Inside the bathroom I flushed the toilet and wiped around the rim, trying to destroy all traces of my vomit. But when I straightened, it was not my own pale, ravaged face that caught my eye, but the tube of Maybelline, standing sentinel by the sink. As I stood, clutching the vanity table, my breath coming short and sharp, the ship gave another roll, and everything on the countertop shifted and wobbled, and the tube fell, with a tiny crack, and rolled into the bin. I reached in bare-handed and pulled it out, holding it in my fist.
It was the only tangible evidence that that girl had existed, that I wasn’t going mad.

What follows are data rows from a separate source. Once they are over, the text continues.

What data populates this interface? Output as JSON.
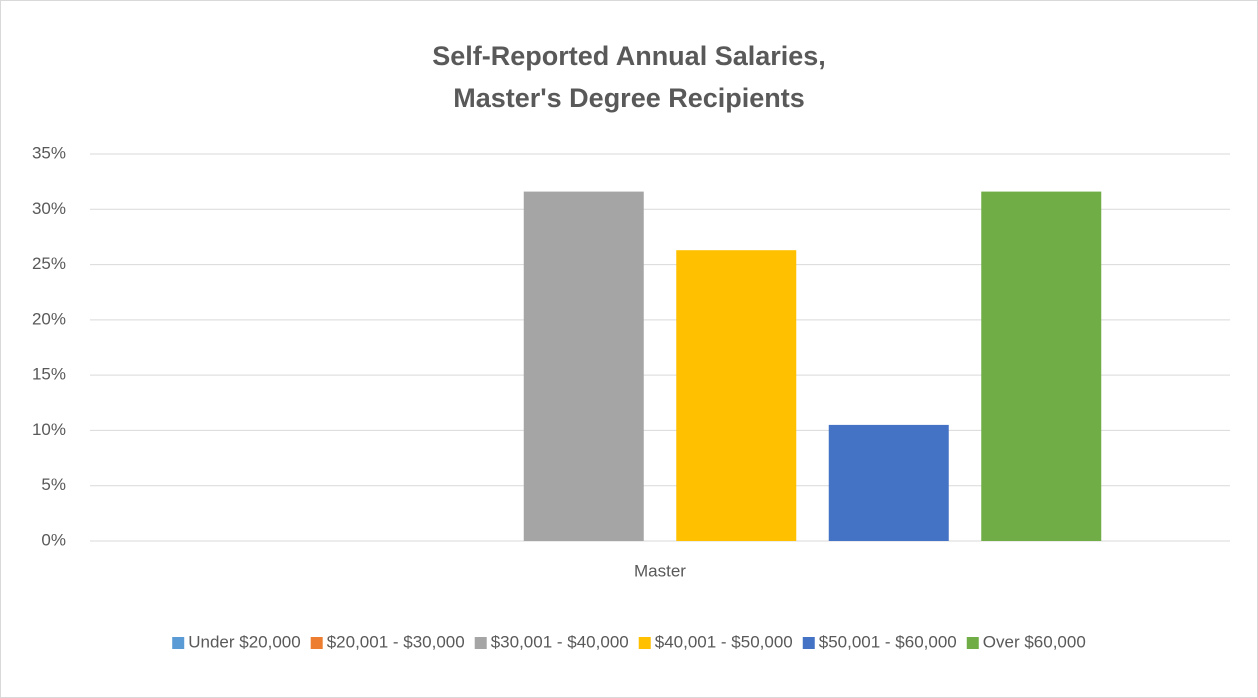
{
  "chart_data": {
    "type": "bar",
    "title": [
      "Self-Reported Annual Salaries,",
      "Master's Degree Recipients"
    ],
    "categories": [
      "Master"
    ],
    "series": [
      {
        "name": "Under $20,000",
        "color": "#5b9bd5",
        "values": [
          0
        ]
      },
      {
        "name": "$20,001 - $30,000",
        "color": "#ed7d31",
        "values": [
          0
        ]
      },
      {
        "name": "$30,001 - $40,000",
        "color": "#a5a5a5",
        "values": [
          31.6
        ]
      },
      {
        "name": "$40,001 - $50,000",
        "color": "#ffc000",
        "values": [
          26.3
        ]
      },
      {
        "name": "$50,001 - $60,000",
        "color": "#4472c4",
        "values": [
          10.5
        ]
      },
      {
        "name": "Over $60,000",
        "color": "#70ad47",
        "values": [
          31.6
        ]
      }
    ],
    "ylim": [
      0,
      35
    ],
    "yticks": [
      {
        "value": 0,
        "label": "0%"
      },
      {
        "value": 5,
        "label": "5%"
      },
      {
        "value": 10,
        "label": "10%"
      },
      {
        "value": 15,
        "label": "15%"
      },
      {
        "value": 20,
        "label": "20%"
      },
      {
        "value": 25,
        "label": "25%"
      },
      {
        "value": 30,
        "label": "30%"
      },
      {
        "value": 35,
        "label": "35%"
      }
    ],
    "grid": true,
    "legend": "bottom"
  }
}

Ten minutes later I was dressed in jeans and a crisp white shirt, pressed by whoever unpacked my case, and my face was pale but clean. I pulled back the security chain and opened the door to find Nilsson waiting patiently in the corridor, talking on a radio. He looked up when he saw me and shut it off.
“I’m very sorry, Miss Blacklock,” he said. “Perhaps I should not have woken you, but you were so insistent last night . . .”
“It’s fine,” I said through gritted teeth. I didn’t mean to sound quite so curt, but if I opened my mouth too much I might be sick again. Thank God the movement of the boat provided an alibi for my queasy stomach. Being a bad sailor was not exactly chic, but it was less unprofessional than being considered an alcoholic.
“I have spoken to the staff,” Nilsson said. “No one has been reported missing, but I suggest you come down to the staff quarters and you can see if the woman you spoke to is there. It may put your mind at rest.”